Stevenson also uses symbolism and pathetic fallacies to make Hyde seem so evil to the readers. The use of fog is used often to symbolise mystery and also is mentioned just before something bad is going to happen, for example just before he runs into the little girl in the street the narrator mentions the foggy weather, the same thing happens just before he murdered Sir Danvers Carew. Hyde shows us that evil can take over someone without them realising it. Hyde picks on weak people as victims and Jekyll has no control over Hyde at the end.
He uses his strength in both attacks that we know about on innocent, vulnerable people that stood no chance in defending themselves for example when My Hyde attacked Sir savers Carew the maid described Carew as ‘innocent and old-world kindness disposition’ this tells us that Carew didn’t do anything wrong to deserve it.. At the start Jekyll had full control over Hyde and only wanted to fill a part of himself which wanted to be slightly mischievous, after a while Jekyll could not control what he was doing or when he changed to Hyde, this tells us that evil slowly takes over good and destroys lives.

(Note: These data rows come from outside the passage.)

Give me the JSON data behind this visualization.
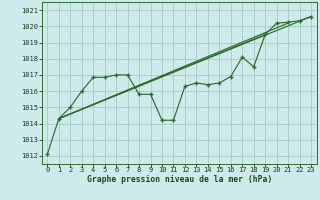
{
  "xlabel": "Graphe pression niveau de la mer (hPa)",
  "bg_color": "#ceeaea",
  "grid_color": "#aacece",
  "line_color": "#2d6e2d",
  "marker_color": "#2d6e2d",
  "xlim": [
    -0.5,
    23.5
  ],
  "ylim": [
    1011.5,
    1021.5
  ],
  "yticks": [
    1012,
    1013,
    1014,
    1015,
    1016,
    1017,
    1018,
    1019,
    1020,
    1021
  ],
  "xticks": [
    0,
    1,
    2,
    3,
    4,
    5,
    6,
    7,
    8,
    9,
    10,
    11,
    12,
    13,
    14,
    15,
    16,
    17,
    18,
    19,
    20,
    21,
    22,
    23
  ],
  "main_x": [
    0,
    1,
    2,
    3,
    4,
    5,
    6,
    7,
    8,
    9,
    10,
    11,
    12,
    13,
    14,
    15,
    16,
    17,
    18,
    19,
    20,
    21,
    22,
    23
  ],
  "main_y": [
    1012.1,
    1014.3,
    1015.0,
    1016.0,
    1016.85,
    1016.85,
    1017.0,
    1017.0,
    1015.8,
    1015.8,
    1014.2,
    1014.2,
    1016.3,
    1016.5,
    1016.4,
    1016.5,
    1016.9,
    1018.1,
    1017.5,
    1019.5,
    1020.2,
    1020.25,
    1020.35,
    1020.6
  ],
  "trend1_x": [
    1,
    19
  ],
  "trend1_y": [
    1014.3,
    1019.5
  ],
  "trend2_x": [
    1,
    21
  ],
  "trend2_y": [
    1014.3,
    1020.2
  ],
  "trend3_x": [
    1,
    23
  ],
  "trend3_y": [
    1014.3,
    1020.6
  ]
}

He says after that’ for two months I led a life of such severity as approving conscience’. This tells us that it had got worse towards the end and he started to realise that it had got worse. Victorians would perceive Hyde as evil and not human, a lot of Victorians were very religious and would like to see the good side of him win over the evil side, a lot of them would be disgusted at the things that Hyde did, especially to the young innocent girl he trampled over in the middle of the night. Stevenson gets the audience going by making a huge contrast and difference between the good Dr. Jekyll and the evil Mr Hyde.
He makes them chose only one side to be on and lets their imagination create pictures. In the end good prevailed over evil but Dr Jekyll had to kill himself so that Mr Hyde could never return and kill more people or harm others. Victorians might perceive Hyde as an evolutionary throwback because Stevenson uses language that describes him as monkeys and ape like creatures. For example he says that Hyde hits someone with ‘ape-like fury’ and that Hyde resembles an ape. Victorian readers might have preferred to perceive as not fully human because they do not want to think that someone human could be that evil and sick-minded that Hyde is.
Stevenson refers to Darwin’s theory because it wasn’t fully believed in the time the novel was written. The audience would have been shocked for Hyde to have been described that way. As a modern reader I have different views on Hyde and perceive him in a different way to the Victorians. I still see Hyde as an evil person but he doesn’t have a very big impact on me because I am used to things like this, unlike the Victorians who had rarely seen or spoken about such things before.
I think all of us have evil inside of us but only if we keep it locked up inside of us and do not admit that we have any it starts to get the better of us and takes over, slowly after time it starts making choices that we do not really want to make and we react differently to normal and do things maybe we should not do. Stevenson creates Hyde to show the audience that everyone has evil inside of them but not everyone uses it and keeps it shut away from the world and surroundings.